The surprise of the week is that a cat in your home increases your risk of death from a long list of really unpleasant ends that mostly involve an extended period of pain and disability (especially cancer) or hurt a lot (accidents), and by a lot (about 23%). [If the link takes you to a sign-in page, you can read the story at the “Continue Reading” link below] Dogs entail no such risk. (Hat tip: Kevin Drum though he misunderstands the findings of the research, perhaps because his cats have already given him a teeny bit of dementia.)

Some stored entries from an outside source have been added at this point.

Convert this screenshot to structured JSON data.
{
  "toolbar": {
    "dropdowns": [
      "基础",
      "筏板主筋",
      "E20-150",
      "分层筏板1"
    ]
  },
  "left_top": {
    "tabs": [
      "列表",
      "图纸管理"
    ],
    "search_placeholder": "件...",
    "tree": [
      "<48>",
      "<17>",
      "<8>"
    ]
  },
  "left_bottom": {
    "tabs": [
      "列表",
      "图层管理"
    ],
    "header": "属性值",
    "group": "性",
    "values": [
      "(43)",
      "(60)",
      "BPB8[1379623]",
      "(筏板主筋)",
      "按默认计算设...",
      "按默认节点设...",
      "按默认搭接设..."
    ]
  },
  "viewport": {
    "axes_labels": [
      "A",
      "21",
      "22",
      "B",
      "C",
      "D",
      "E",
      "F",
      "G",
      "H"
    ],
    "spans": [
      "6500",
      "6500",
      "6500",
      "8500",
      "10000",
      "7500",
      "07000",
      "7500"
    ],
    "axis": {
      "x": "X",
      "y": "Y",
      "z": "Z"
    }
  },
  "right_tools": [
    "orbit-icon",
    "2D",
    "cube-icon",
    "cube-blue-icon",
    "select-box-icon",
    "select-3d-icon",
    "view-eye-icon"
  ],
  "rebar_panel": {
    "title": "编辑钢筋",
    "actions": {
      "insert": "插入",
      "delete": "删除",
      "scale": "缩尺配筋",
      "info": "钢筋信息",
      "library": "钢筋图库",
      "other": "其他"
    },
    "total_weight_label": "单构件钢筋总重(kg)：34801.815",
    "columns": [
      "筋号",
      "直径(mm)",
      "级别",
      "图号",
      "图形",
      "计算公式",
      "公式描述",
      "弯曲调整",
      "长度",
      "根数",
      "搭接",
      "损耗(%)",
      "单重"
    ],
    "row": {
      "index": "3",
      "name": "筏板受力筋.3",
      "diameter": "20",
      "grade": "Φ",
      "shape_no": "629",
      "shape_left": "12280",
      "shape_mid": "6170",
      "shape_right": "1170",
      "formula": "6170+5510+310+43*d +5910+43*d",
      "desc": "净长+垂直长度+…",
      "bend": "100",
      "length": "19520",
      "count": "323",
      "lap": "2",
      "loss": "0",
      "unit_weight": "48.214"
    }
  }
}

The policy implications of this finding, if further research supports it, are many. At the least, cats and cat supplies should be sold with clear warning labels. It might be appropriate to tax cat ownership to reflect the burden it imposes on the health care system (these cat-induced terminal ailments are not only miserable to endure but expensive to treat compared, for example, to a nice quick heart attack). Perhaps social pressure will suffice; isn’t it now as rude to subject guests (and irresponsible to subject children) to Tabby as to smoke at home with company?
Fortunately, shelters always have lots of dogs, so alerted cat owners should be able to protect themselves by a tradein program and not forego a furry comforting presence around the house.
Meow: Cat owners less likely to die from heart attacks, study says
(picked up by SacBee from Minneapolis Star-Tribune)
MST reporter: Maura Lerner
A study suggests cat owners are less likely to die of a heart attack or stroke than people who, well, don’t own cats.
And no, dogs don’t do the same trick.
The study, by researchers at the University of Minnesota, found that feline-less people were 30 to 40 percent more likely to die of cardiovascular disease than those with cats.
Yet dog owners had the same rate as non-owners. “No protective effect of dogs as domestic pets was observed,” said the study, presented Thursday at the International Stroke Conference in New Orleans.
Dr. Adnan Qureshi, a stroke expert at the university, said he decided to raise the question because other studies have suggested pets can help reduce stress. He and his team analyzed a group of 4,435 people who had answered questionnaires about pet ownership and other risk factors.
But the cat-dog differential came as a surprise. “We don’t understand this,” he said, but “it’s probably not a coincidence.”
Asked if he owns a cat, Qureshi replied: “No. Maybe I should get one, though.”